I say “beyond me”. What I really mean is that when I program and write an article at the same time, my mental effort is divided between the programming and the writing, and I am continually switching modes from one to the other. I felt that today’s thing deserved all the concentration I could provide and that writing contemporaneously was going to get in the way even if I didn’t try to spell “contemporaneously”.

And it went smoothly this morning until I started getting that weird error, which was breaking pytest. Pytest recompiles your classes, so if they won’t compile, pytest itself breaks. And it doesn’t produce the console output, so prints in there do not help. But after a bit of internetting, I found that example with the __new__ and pasted a copy in. That error went away and I got another, which led me to the current version fairly directly.

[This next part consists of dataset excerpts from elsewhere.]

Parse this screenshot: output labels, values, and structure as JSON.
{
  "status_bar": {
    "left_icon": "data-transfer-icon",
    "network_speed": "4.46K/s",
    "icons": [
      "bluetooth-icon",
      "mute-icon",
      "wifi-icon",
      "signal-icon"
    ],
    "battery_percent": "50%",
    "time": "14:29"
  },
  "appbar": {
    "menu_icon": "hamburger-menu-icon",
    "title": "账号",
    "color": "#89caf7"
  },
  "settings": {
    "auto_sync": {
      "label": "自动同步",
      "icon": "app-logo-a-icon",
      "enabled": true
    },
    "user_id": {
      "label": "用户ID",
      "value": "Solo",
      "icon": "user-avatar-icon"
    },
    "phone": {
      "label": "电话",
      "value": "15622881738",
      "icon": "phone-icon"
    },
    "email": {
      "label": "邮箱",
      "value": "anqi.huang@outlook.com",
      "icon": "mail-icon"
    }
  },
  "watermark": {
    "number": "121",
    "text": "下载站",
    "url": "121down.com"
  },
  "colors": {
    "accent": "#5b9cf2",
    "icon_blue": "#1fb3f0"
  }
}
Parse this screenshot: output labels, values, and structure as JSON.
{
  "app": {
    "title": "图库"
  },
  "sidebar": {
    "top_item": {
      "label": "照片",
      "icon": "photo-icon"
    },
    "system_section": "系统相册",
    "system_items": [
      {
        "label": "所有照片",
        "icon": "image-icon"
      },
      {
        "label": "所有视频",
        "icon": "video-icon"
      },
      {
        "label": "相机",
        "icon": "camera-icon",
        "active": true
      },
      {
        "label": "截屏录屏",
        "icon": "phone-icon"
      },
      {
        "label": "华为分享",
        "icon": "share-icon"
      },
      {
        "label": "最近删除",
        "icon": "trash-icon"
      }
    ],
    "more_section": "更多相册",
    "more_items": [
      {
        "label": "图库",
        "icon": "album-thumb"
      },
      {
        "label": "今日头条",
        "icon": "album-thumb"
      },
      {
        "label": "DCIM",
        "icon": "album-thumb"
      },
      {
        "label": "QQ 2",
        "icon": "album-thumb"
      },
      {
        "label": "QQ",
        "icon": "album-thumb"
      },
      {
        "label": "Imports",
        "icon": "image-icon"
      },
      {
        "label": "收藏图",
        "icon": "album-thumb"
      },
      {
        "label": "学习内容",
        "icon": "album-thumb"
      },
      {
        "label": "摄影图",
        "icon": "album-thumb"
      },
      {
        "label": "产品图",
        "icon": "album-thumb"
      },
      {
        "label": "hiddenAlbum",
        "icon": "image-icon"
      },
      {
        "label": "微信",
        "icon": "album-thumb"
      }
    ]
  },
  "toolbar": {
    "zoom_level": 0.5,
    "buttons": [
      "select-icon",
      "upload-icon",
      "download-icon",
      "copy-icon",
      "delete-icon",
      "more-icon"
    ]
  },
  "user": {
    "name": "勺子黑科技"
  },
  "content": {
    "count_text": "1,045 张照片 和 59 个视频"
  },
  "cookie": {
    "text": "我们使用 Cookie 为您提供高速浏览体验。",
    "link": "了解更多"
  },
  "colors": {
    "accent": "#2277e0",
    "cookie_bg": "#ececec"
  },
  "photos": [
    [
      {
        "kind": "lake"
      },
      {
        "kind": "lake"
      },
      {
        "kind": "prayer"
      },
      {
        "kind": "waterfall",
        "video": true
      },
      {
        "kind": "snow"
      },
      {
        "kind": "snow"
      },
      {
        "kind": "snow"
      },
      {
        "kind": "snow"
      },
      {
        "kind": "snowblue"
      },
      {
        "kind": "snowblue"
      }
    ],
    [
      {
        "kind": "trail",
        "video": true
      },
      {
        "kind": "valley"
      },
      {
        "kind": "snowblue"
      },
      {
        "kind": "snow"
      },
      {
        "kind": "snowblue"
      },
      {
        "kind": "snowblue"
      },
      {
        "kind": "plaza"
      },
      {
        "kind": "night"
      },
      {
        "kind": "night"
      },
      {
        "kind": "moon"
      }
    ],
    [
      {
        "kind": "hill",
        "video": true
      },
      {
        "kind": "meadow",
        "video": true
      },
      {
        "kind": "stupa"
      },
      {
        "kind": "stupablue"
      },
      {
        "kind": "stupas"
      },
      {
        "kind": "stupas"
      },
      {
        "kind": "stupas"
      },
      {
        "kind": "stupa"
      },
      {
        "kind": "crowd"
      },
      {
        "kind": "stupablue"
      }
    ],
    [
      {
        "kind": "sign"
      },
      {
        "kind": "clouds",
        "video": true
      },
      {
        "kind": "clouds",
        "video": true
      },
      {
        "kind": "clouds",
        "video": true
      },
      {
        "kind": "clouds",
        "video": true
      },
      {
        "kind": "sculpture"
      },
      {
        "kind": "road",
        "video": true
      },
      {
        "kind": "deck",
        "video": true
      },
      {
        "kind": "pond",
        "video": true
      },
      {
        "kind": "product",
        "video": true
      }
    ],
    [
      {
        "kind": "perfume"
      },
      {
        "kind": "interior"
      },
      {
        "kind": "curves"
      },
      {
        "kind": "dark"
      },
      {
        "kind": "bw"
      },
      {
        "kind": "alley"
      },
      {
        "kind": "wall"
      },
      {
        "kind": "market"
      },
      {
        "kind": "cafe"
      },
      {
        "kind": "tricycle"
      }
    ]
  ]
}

So aside from “a miracle occurs and I pull __new__ out of some orifice”, today went smoothly as well.

Summary

My metaclass works and overrides methods so as to hide the superclass’s fatal error versions, and allows the class being created to implement methods that override even the null overrides. That prevents what I think will be a probable error, where we set up a class to ignore some interaction methods, then later decide to implement one, and we forget to remove it from the override list. The new method will prevail. (We will not get a warning: I’m not sure how we could do that if we need to, but it fails safely.)

So I have what I wanted, the ability to provide a compact list of interact_with_* methods that my class does not want to implement, and have those nulled out, while still allowing for errors to be detected if we neither ignore nor implement a required method. And I think that it’s pretty close to the right way to have done it.

Your scientists were so preoccupied with whether or not they could, they didn’t stop to think if they should.
– Dr Ian Malcolm

Right, thanks, Ian. Now we can do this. Should we do it?

Pro
Code today is cluttered with empty methods. In some cases, half of a class is empty methods. This scheme would reduce that to a simple list of names in the class definition.

The question of what a class pays attention to would be somewhat easier to work out, both because the class will be smaller, and because if the method does not appear in the ignore list, the class must process it.

In short, our code will be easier to write, shorter, and easier to understand.

It seems very unlikely to fail. We would welcome more tests to try to make it fail.

Even if it did fail, we do not see a way in which it could fail that would result in a defect in the program. It could make the program fail to compile, but we don’t see much chance of a covert error.

Con
This is quite deep in the bag of tricks. It is tested well enough that we can be sure that it works, but no one on the team really understands metaclasses well enough to fully understand this.

It’s clever. Clever code should be avoided.

It’s weird and scary and scary weird.

I think that sums up the pros and cons pretty well. I’m sure you know what I’m going to do next.